New index shows locations with best quality of life in Czech Republic

Říčany, photo: Miow Miow, Public Domain

A new ranking of the best and worst places to live in the Czech Republic has just been published. The country’s major cities and surrounding municipalities generally performed well, while towns in the poorer regions of the northwest and northeast tend to lie at the bottom of the table. The index primarily aims to provide people with a list of locations that have a high quality of life, while also giving municipalities the means through which to better target their public spending.

Říčany,  photo: Miow Miow,  Public Domain
More than 200 municipalities were measured according to UN and OECD methodology in a joint effort by big data analysis company Obce v Datech and consulting firm Deloitte.
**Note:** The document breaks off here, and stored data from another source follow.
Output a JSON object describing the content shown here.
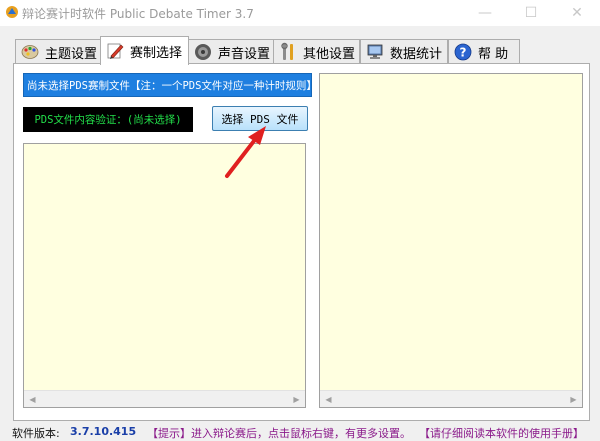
{
  "window": {
    "title": "辩论赛计时软件 Public Debate Timer 3.7",
    "min_glyph": "—",
    "max_glyph": "☐",
    "close_glyph": "✕"
  },
  "tabs": [
    {
      "label": "主题设置",
      "icon": "palette-icon",
      "active": false
    },
    {
      "label": "赛制选择",
      "icon": "pen-icon",
      "active": true
    },
    {
      "label": "声音设置",
      "icon": "speaker-icon",
      "active": false
    },
    {
      "label": "其他设置",
      "icon": "tools-icon",
      "active": false
    },
    {
      "label": "数据统计",
      "icon": "computer-icon",
      "active": false
    },
    {
      "label": "帮 助",
      "icon": "help-icon",
      "active": false
    }
  ],
  "format_panel": {
    "banner_text": "尚未选择PDS赛制文件【注：一个PDS文件对应一种计时规则】",
    "verify_text": "PDS文件内容验证：(尚未选择)",
    "select_button_label": "选择 PDS 文件"
  },
  "status": {
    "version_label": "软件版本:",
    "version": "3.7.10.415",
    "hint": "【提示】进入辩论赛后，点击鼠标右键，有更多设置。",
    "manual": "【请仔细阅读本软件的使用手册】"
  },
  "colors": {
    "banner_bg": "#1e7fe0",
    "verify_fg": "#22e04a",
    "listbox_bg": "#ffffe0",
    "arrow": "#e02020",
    "version_fg": "#1a3fa8",
    "hint_fg": "#8a1a8a"
  }
}
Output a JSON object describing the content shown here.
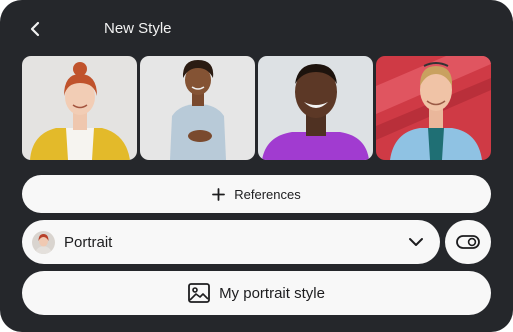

Using government statistics, as well as open sources from the internet as a data resource, analysts first selected the top municipality in each category and then compared the others in relation to the one that performed best.

Deloitte manager Filip Neterda summarised the regional pattern of the best performing areas.

“In terms of regions, it is the two biggest cities, Prague and Brno, as well as their surroundings. Then we have a sort of belt stretching from the south to the north with Prague in the middle.”

When all categories were combined, the Central Bohemian town of Říčany, which lies on the outskirts of Prague, came out on top as the location with the best quality of life, retaining its title based on the same index published last year.

Mayor Vladimír Kořen was understandably satisfied with the result. However, he stressed that the town is also focused on improving those areas in which Říčany did not score so well.

“I am of course very happy. But the index is especially important to me as an indicator of where we have to improve, for example, in categories such as transport, accident rates, or the capacity of kindergartens and elementary schools.”

Better identifying the relative deficiencies of municipalities is one of the main aims of the index, says Deloitte manager Filip Neterda.

“Our major goal is to actually help the cities to get their strategic priorities right, to better target the areas into which public investment is required. Sometimes we see a mismatch between public investment and regional needs. We would be really happy if it could serve as a tool for public investment on the basis of a city.

Říčany,  photo: Štěpánka Budková
“It would also be great is if the cities with similar structural problems could use the data when talking to the government or regional authorities in order to secure specific public sector funding.”

With property prices rising, the managing partner in Deloitte’s Advisory Services, Pavel Šiška, told the Czech News Agency that the index also serves as a guide for people choosing a place to live.

However, the influx of new citizens can also be a problem for municipalities, says the mayor of Říčany, whose town population has grown from 14,000 to 16,500 since he entered office nine years ago. He says the key to avoiding infrastructural problems caused by overpopulation lies in effective territorial planning.

“When the population increase is not regulated, this can have a negative impact on municipal capacities, such as education, transport and sanitation.

"In Říčany we are fighting this and trying to slow it down. Our territorial plan is based around the philosophy that we first have to create the necessary infrastructure and only then give larger developer projects the green light.”